Kemendikbud telah memutuskan untuk menghapus penjurusan IPA, IPS, dan Bahasa pada jenjang Sekolah Menengah Atas (SMA) mulai Tahun Pelajaran 2024-2025. Kebijakan ini telah diusulkan sejak pengenalan Kurikulum Merdeka. Langkah ini tentu mengundang perhatian berbagai kalangan, dari pihak sekolah, guru, siswa, orangtua, masyarakat, hingga warganet. Apakah kebijakan ini diharapkan dapat membawa angin segar dalam dunia pendidikan Indonesia?
Sejak kurikulum yang lama, siswa SMA di Indonesia harus memilih jurusan ketika naik ke Kelas XI. Jurusan klasik seperti IPA, IPS, dan Bahasa sudah menjadi bagian dari sistem pendidikan di SMA.
Namun, apakah sistem penjurusan ini masih relevan di era digital dan globalisasi yang penuh dinamika seperti sekarang?
Dunia kerja dan industri masa depan semakin menuntut kemampuan beradaptasi dan pengetahuan lintas disiplin. Dengan menghapus penjurusan, siswa SMA diharapkan dapat mengeksplorasi bidang studi atau mata pelajaran tanpa terkungkung dalam satu jalur tertentu.
Dunia kerja dan dunia kampus tetap menuntut siswa untuk mengembangkan keterampilan yang siap menghadapi tantangan masa depan yang tak terduga. Kepada siswa tetap ditekankan untuk menyadari pentingnya critical thinking, creativity, collaboration, dan communication.
Tentu saja, adanya kebijakan penghapusan jurusan IPA, IPA dan Bahasa ini membawa tantangan tersendiri bagi sekolah. Serta penyediaan fasilitas penunjang dan komposisi guru menjadi faktor krusial.
Implementasi yang baik dari kebijakan ini membutuhkan dukungan yang memadai bagi para pendidik dan satuan pendidikan.

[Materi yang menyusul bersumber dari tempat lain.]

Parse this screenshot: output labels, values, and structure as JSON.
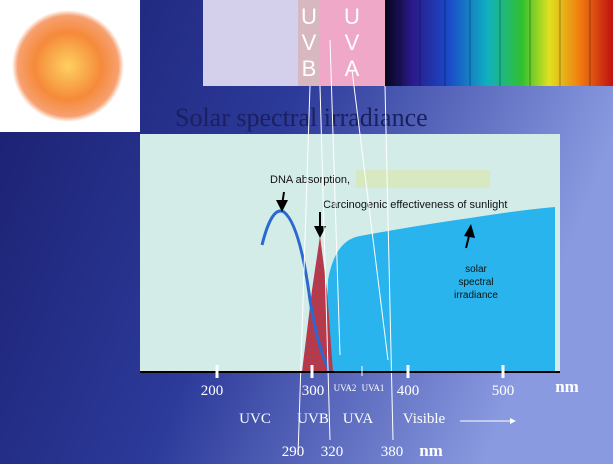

Yang sangat penting adalah sekolah harus mampu menyusun kurikulum yang holistik dan fleksibel, agar mengakomodasi berbagai minat dan kebutuhan siswa agar dapat berdaya saing tinggi.
Mengurai Polemik dalam Pembagian Jurusan di SMA
Pembagian jurusan di SMA seringkali menjadi sumber polemik yang memicu kecemburuan sosial di kalangan siswa. Fenomena ini terjadi karena siswa jurusan IPA dianggap lebih unggul dan mendapatkan prioritas dari sekolah.
Di zaman dulu, kondisi ini semakin diperparah oleh kebijakan pemerintah daerah yang memberikan bantuan hanya kepada siswa jurusan IPA, sementara siswa dari jurusan lain seperti IPS dan Bahasa tidak mendapat perhatian serupa. Ketimpangan ini menciptakan ketidakadilan yang terasa nyata di lingkungan sekolah.
Sekolah dan guru seringkali memberikan perhatian yang lebih kepada siswa jurusan IPA. Mereka dianggap memiliki potensi lebih tinggi dalam bidang akademik dan masa depan yang lebih cerah.